UK-born Ruth Mackenzie CBE, who was in charge of the 2012 London Olympics cultural festival, will take on the high-profile role from the middle of the year.
She will present the 2024, 2025 and 2026 events, and finish off next year’s program, which is already 80 per cent complete.
The Festival’s longest-tenured artistic directors, Armfield and Healy have shared the position since 2015, with their first event in 2017.
Adelaide-born Healy said it had been a “great privilege” but now was the time to step back and assist with a smooth transition to a new director.
“With 80 per cent of the major events scheduled for the 2023 Adelaide Festival either confirmed or well advanced, we both realised it’s now possible to take a step back from the unrelenting intensity of both Covid pressures and festival programming,” she said.
The pair will pursue new opportunities while continuing to help Mackenzie with the 2023 program. Healy will remain based in Adelaide, while Armfield will head to New York to stage his new production of Hamlet, at the Metropolitan Opera, in May.
Mackenzie, who has also served as director of the Scottish Opera, Holland Festival and artistic director of the Theatre du Chatelet in Paris, said she can’t wait to get to work in Adelaide.
“I have always admired enormously the Adelaide Festival. It has been brilliant at introducing outstanding talent who have grown into world stars, and this surely must continue to be a central strength,” she said.
“There is no better place to show how vital, innovative, inspiring, collaborative and responsible the arts can be than in Adelaide.”

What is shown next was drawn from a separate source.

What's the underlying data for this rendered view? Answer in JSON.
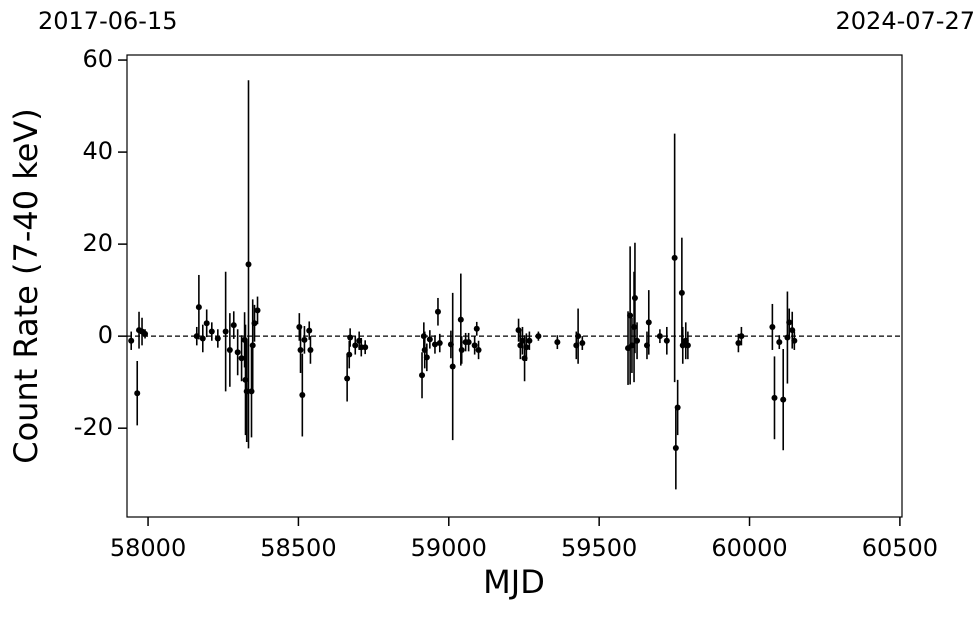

Healy said Mackenzie will bring an “incredible black book” of top artists and performance companies.
“Ruth has had an extraordinary career as a global cultural leader and has worked in many creative contexts including the world of international arts festivals,” she said.
This year’s Adelaide Festival surpassed its box office target with just over $5m in ticket sales, while total attendance was almost 229,000 people across the 17-day event.

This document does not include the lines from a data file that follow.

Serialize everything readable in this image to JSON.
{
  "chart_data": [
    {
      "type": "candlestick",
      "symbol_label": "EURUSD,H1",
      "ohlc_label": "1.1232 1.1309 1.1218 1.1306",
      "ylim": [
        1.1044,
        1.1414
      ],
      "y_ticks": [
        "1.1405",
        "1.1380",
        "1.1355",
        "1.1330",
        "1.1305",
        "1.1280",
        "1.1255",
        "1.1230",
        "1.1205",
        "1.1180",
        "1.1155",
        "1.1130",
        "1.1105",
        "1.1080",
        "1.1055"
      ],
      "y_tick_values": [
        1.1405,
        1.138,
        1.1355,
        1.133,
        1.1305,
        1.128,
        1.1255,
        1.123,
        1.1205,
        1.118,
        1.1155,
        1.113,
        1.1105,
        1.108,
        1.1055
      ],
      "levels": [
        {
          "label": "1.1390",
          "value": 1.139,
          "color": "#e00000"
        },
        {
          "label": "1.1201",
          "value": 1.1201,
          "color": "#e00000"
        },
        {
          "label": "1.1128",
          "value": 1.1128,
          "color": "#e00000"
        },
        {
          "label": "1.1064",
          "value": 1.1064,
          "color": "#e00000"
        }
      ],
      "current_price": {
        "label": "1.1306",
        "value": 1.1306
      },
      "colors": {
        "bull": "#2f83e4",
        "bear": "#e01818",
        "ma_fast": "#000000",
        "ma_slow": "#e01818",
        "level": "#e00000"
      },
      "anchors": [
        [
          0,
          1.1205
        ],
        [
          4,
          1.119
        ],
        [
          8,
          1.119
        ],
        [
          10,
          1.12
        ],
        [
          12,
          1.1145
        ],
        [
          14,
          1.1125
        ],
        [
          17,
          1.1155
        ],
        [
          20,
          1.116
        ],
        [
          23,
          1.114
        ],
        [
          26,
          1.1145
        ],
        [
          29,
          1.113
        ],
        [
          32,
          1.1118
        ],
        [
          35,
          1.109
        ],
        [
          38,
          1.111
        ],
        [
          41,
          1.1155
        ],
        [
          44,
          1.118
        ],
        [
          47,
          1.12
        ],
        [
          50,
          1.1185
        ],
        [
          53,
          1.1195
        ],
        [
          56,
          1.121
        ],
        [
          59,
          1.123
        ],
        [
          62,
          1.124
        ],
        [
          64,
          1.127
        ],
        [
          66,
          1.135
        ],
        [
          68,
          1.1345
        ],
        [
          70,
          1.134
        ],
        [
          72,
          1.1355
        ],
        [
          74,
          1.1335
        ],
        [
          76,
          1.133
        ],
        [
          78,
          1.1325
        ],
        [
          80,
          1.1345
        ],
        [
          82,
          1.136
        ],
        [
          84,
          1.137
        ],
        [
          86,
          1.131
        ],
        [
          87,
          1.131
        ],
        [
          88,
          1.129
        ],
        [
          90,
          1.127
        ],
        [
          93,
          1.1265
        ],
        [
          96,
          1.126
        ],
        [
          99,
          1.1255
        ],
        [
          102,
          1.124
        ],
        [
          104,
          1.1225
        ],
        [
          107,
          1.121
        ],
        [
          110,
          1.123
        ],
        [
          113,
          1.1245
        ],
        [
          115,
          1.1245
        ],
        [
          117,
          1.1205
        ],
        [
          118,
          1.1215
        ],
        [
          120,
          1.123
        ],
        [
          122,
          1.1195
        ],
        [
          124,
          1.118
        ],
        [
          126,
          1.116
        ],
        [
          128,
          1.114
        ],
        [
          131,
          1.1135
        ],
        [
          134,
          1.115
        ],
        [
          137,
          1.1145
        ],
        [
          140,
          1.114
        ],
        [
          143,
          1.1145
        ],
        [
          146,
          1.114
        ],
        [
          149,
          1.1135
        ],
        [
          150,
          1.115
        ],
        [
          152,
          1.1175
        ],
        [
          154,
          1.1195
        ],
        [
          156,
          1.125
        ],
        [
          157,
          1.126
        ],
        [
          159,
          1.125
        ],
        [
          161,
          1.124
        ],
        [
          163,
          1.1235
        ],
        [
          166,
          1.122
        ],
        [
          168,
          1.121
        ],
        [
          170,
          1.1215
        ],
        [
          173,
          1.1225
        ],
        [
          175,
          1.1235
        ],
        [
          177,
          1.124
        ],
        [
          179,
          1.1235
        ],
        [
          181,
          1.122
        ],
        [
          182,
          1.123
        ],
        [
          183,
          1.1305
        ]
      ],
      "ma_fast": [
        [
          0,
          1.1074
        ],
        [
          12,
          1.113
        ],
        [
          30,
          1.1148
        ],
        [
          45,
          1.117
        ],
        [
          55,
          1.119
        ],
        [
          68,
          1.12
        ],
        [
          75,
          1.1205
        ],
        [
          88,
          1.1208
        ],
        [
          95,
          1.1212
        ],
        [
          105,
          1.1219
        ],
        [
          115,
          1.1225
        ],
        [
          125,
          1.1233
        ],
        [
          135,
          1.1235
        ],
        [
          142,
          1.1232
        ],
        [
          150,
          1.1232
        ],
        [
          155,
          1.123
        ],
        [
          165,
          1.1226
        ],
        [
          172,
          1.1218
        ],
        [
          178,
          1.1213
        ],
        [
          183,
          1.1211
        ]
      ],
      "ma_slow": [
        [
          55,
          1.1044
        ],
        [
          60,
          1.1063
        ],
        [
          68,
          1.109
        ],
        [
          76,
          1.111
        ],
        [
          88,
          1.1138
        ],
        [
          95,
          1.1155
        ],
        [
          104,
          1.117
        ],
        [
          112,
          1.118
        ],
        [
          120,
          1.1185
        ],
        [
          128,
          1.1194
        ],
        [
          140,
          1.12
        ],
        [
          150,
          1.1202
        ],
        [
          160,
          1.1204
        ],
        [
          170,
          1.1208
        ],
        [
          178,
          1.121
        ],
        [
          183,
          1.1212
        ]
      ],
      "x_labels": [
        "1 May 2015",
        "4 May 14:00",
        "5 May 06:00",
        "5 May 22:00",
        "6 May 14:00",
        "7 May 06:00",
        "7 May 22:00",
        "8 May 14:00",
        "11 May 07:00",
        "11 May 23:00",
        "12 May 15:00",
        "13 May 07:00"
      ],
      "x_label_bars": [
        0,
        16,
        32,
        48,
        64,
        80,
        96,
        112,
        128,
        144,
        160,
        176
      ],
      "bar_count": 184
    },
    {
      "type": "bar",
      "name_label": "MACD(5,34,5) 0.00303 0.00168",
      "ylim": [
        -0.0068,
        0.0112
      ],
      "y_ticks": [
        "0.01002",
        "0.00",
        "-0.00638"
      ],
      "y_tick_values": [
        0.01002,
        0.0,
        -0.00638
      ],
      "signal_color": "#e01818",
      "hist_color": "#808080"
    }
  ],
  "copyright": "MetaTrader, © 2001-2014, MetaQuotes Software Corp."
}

This is up from $3.7m and 61,000 tickets sold last year when venue capacities were capped at 50-75 per cent.
The box office figure includes umbrella events such as the State Theatre Company’s Girls and Boys and Konstantin Shamray and the ASQ, but not four-day Womadelaide in Botanic Park.
The festival will also welcome a new chief executive, Kath M Mainland, who will begin her role next month.